Early Celtic rulers of a community in what’s now southwestern Germany liked to get their drink on with beer according to an article in Science News. Let’s party like it’s 500 B.C.!
Evidence suggests they built a brewery capable of turning out large quantities of a beer with a dark, smoky, slightly sour taste.
Six specially constructed ditches previously excavated at Eberdingen-Hochdorf a 2,550-year-old Celtic settlement, were used to make high-quality barley malt, a key beer ingredient says archaeobotanist (real title) Hans-Peter Stika of the University of Hohenheim in Stuttgart in a paper published in Archaeological and Anthropological Sciences (also real).
Stika compared the resemblance of the ancient grains to barley malt that he made using methods the Celts would have used and figured out how they must have affected beer taste. His conclusion was that their beer had a completely different taste than what we’re used to today.

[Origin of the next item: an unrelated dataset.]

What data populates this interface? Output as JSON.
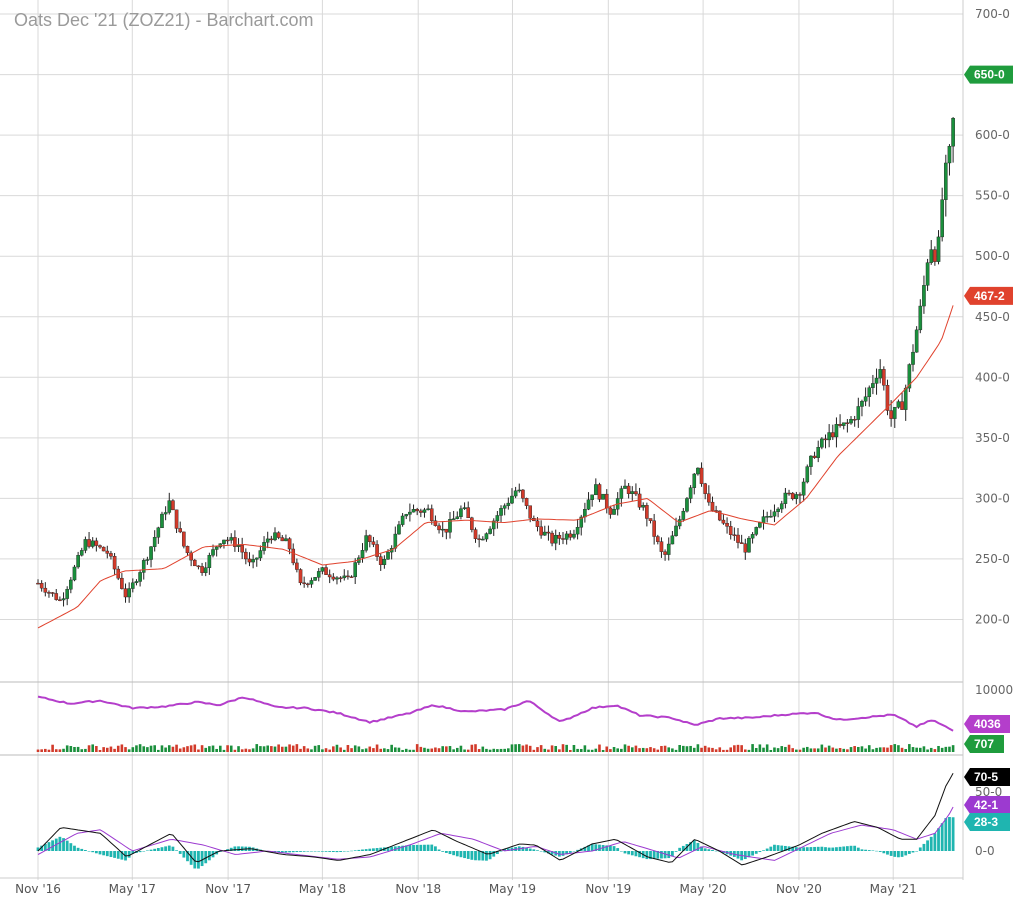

That’s not really surprising… 2,500 years ago they didn’t have the resources to make bland, watered down, over-carbonated beers like large brewing companies do today. Although medieval additives made the beer more intoxicating, beer buffs today would regard Celtic beer as a strange brew not only for its flavor but because it would have been cloudy, contained yeasty sediment and been imbibed at room temperature.
Science News via Wired.
I’m amazed at what scientists can dig up (pun intended) about things that happened so long ago. Do they know what the name of the beer was? You know, like Celtic Ice or Ancient Blue Ribbon?